Sunday, May 31, 2009

Don't Go There

Only 20 light years from here is a small star with a large Jupiter sized planet, and maybe an earth-like planet also orbiting around it.

Don't go there.

Why not, when we absolutely must go somewhere?

Because that star is too close to a phase, or has already gone through a phase, which our Sun will go through sometime in the future:
... more than seven out of 10 stars are small like this one, this could mean planets are more common than we thought ...

The planet's star, called VB 10, is tiny. It is what's known as an M-dwarf and is only one-twelfth the mass of our sun, just barely big enough to fuse atoms at its core and shine with starlight.
(Space). There is a phase when a star becomes very small, which stars everywhere evidently go through sometime during their existence.

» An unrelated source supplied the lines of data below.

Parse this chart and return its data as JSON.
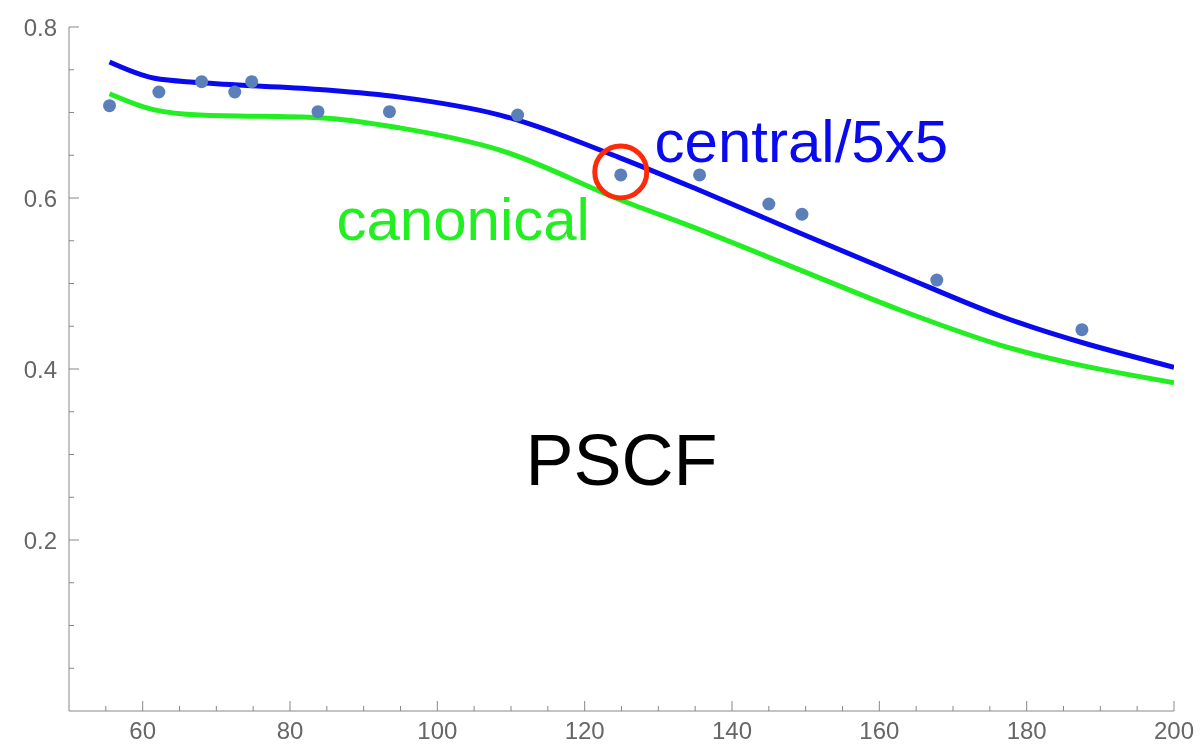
{
  "chart_data": {
    "type": "scatter",
    "series": [
      {
        "marker": "circle",
        "color": "#5b7fb8",
        "x": [
          55.5,
          62.2,
          68.0,
          72.5,
          74.8,
          83.8,
          93.5,
          110.9,
          124.9,
          135.6,
          145.0,
          149.5,
          167.8,
          187.5
        ],
        "values": [
          0.708,
          0.724,
          0.736,
          0.724,
          0.736,
          0.701,
          0.701,
          0.697,
          0.627,
          0.627,
          0.593,
          0.581,
          0.504,
          0.446
        ]
      },
      {
        "type": "line",
        "name": "central/5x5",
        "color": "#0a0aee",
        "x": [
          55.5,
          61.6,
          67.7,
          84,
          94.9,
          108.5,
          124.8,
          135.6,
          149.2,
          162.8,
          176.4,
          200
        ],
        "values": [
          0.759,
          0.74,
          0.735,
          0.727,
          0.718,
          0.697,
          0.647,
          0.609,
          0.559,
          0.51,
          0.462,
          0.402
        ]
      },
      {
        "type": "line",
        "name": "canonical",
        "color": "#22ee22",
        "x": [
          55.5,
          61.6,
          67.7,
          84,
          94.9,
          108.5,
          124.8,
          135.6,
          149.2,
          162.8,
          176.4,
          200
        ],
        "values": [
          0.722,
          0.703,
          0.697,
          0.694,
          0.682,
          0.656,
          0.598,
          0.563,
          0.516,
          0.469,
          0.428,
          0.384
        ]
      }
    ],
    "annotations": [
      "PSCF"
    ],
    "xlim": [
      50,
      200
    ],
    "xticks": [
      {
        "value": 55,
        "label": null
      },
      60,
      {
        "value": 65,
        "label": null
      },
      {
        "value": 70,
        "label": null
      },
      {
        "value": 75,
        "label": null
      },
      80,
      {
        "value": 85,
        "label": null
      },
      {
        "value": 90,
        "label": null
      },
      {
        "value": 95,
        "label": null
      },
      100,
      {
        "value": 105,
        "label": null
      },
      {
        "value": 110,
        "label": null
      },
      {
        "value": 115,
        "label": null
      },
      120,
      {
        "value": 125,
        "label": null
      },
      {
        "value": 130,
        "label": null
      },
      {
        "value": 135,
        "label": null
      },
      140,
      {
        "value": 145,
        "label": null
      },
      {
        "value": 150,
        "label": null
      },
      {
        "value": 155,
        "label": null
      },
      160,
      {
        "value": 165,
        "label": null
      },
      {
        "value": 170,
        "label": null
      },
      {
        "value": 175,
        "label": null
      },
      180,
      {
        "value": 185,
        "label": null
      },
      {
        "value": 190,
        "label": null
      },
      {
        "value": 195,
        "label": null
      },
      200
    ],
    "ylim": [
      0,
      0.8
    ],
    "yticks": [
      {
        "value": 0.05,
        "label": null
      },
      {
        "value": 0.1,
        "label": null
      },
      {
        "value": 0.15,
        "label": null
      },
      0.2,
      {
        "value": 0.25,
        "label": null
      },
      {
        "value": 0.3,
        "label": null
      },
      {
        "value": 0.35,
        "label": null
      },
      0.4,
      {
        "value": 0.45,
        "label": null
      },
      {
        "value": 0.5,
        "label": null
      },
      {
        "value": 0.55,
        "label": null
      },
      0.6,
      {
        "value": 0.65,
        "label": null
      },
      {
        "value": 0.7,
        "label": null
      },
      {
        "value": 0.75,
        "label": null
      },
      0.8
    ],
    "grid": false,
    "legend": false
  }
}
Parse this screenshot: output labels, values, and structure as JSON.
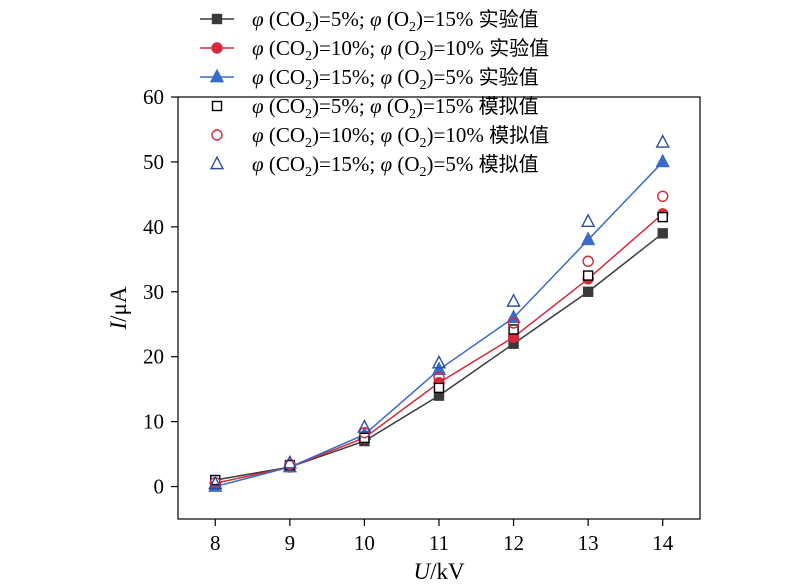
{
  "chart_data": {
    "type": "line",
    "x": [
      8,
      9,
      10,
      11,
      12,
      13,
      14
    ],
    "xlim": [
      7.5,
      14.5
    ],
    "ylim": [
      -5,
      60
    ],
    "xticks": [
      8,
      9,
      10,
      11,
      12,
      13,
      14
    ],
    "yticks": [
      0,
      10,
      20,
      30,
      40,
      50,
      60
    ],
    "xlabel": {
      "var": "U",
      "unit": "/kV"
    },
    "ylabel": {
      "var": "I",
      "unit": "/μA"
    },
    "grid": false,
    "legend_position": "top-center",
    "series": [
      {
        "name": "φ (CO2)=5%; φ (O2)=15% 实验值",
        "co2": "5%",
        "o2": "15%",
        "suffix": "实验值",
        "kind": "experiment",
        "marker": "filled-square",
        "color": "#3a3a3a",
        "values": [
          1,
          3,
          7,
          14,
          22,
          30,
          39
        ]
      },
      {
        "name": "φ (CO2)=10%; φ (O2)=10% 实验值",
        "co2": "10%",
        "o2": "10%",
        "suffix": "实验值",
        "kind": "experiment",
        "marker": "filled-circle",
        "color": "#d42a3a",
        "values": [
          0.5,
          3,
          7.5,
          16,
          23,
          32,
          42
        ]
      },
      {
        "name": "φ (CO2)=15%; φ (O2)=5% 实验值",
        "co2": "15%",
        "o2": "5%",
        "suffix": "实验值",
        "kind": "experiment",
        "marker": "filled-triangle",
        "color": "#3a6bc8",
        "values": [
          0,
          3,
          8,
          18,
          26,
          38,
          50
        ]
      },
      {
        "name": "φ (CO2)=5%; φ (O2)=15% 模拟值",
        "co2": "5%",
        "o2": "15%",
        "suffix": "模拟值",
        "kind": "simulation",
        "marker": "open-square",
        "color": "#000000",
        "values": [
          1,
          3.3,
          7.5,
          15.2,
          24.2,
          32.5,
          41.5
        ]
      },
      {
        "name": "φ (CO2)=10%; φ (O2)=10% 模拟值",
        "co2": "10%",
        "o2": "10%",
        "suffix": "模拟值",
        "kind": "simulation",
        "marker": "open-circle",
        "color": "#d42a3a",
        "values": [
          0.6,
          3.4,
          8.3,
          16.8,
          25.2,
          34.7,
          44.7
        ]
      },
      {
        "name": "φ (CO2)=15%; φ (O2)=5% 模拟值",
        "co2": "15%",
        "o2": "5%",
        "suffix": "模拟值",
        "kind": "simulation",
        "marker": "open-triangle",
        "color": "#2f4e9a",
        "values": [
          0.4,
          3.6,
          9.1,
          19,
          28.5,
          40.8,
          53
        ]
      }
    ]
  }
}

A phase during which our Sun will destroy the earth sometime before it becomes comparatively small during its process of stellar evolution.

We don't have enough time to go to those types of stars, even though there is an abundance of them.

We don't have enough time to learn to live in peace on this planet and develop the kind of travel in space that will be required.

We need a longer lasting future home world.

UPDATE: One reader from Dubuque, Iowa did not understand the sequencing the Sun will go through, confusing the destructive phases involved.

Full understanding requires contemplation of the Sun's expansion period, when it will become as large as the current orbit of Mars, as well as its contraction period, where it will shrink back down to a dwarf sized star. (The phase the dwarf star mentioned in the original text of the post is now in.)

Those who took the time to read the links in the post above will have understood that as being the reason not to go there. (Slacker students are the most vocal sometimes, and the one from Dubuque, Iowa who did not get it complained.)

Anyway, the second thing the slacker did not understand is that the time sequence graphic of the Sun, shown in the link in this update, has now become vague due to recent discoveries.

A new discovery has challenged our stellar life-cycle sequencing in a manner that indicates we no longer know how much time there is, in the sense that the Sun could enter latter phases billions of years before previously thought possible.

Thus, we must add more sense of urgency, as the original text in this post pointed out, to the concept of finding a new home world, even as we learn to properly care for this one.

The time available was once considered to be very liberal, but now we know the Sun could go into the destructive phase billions of years "early".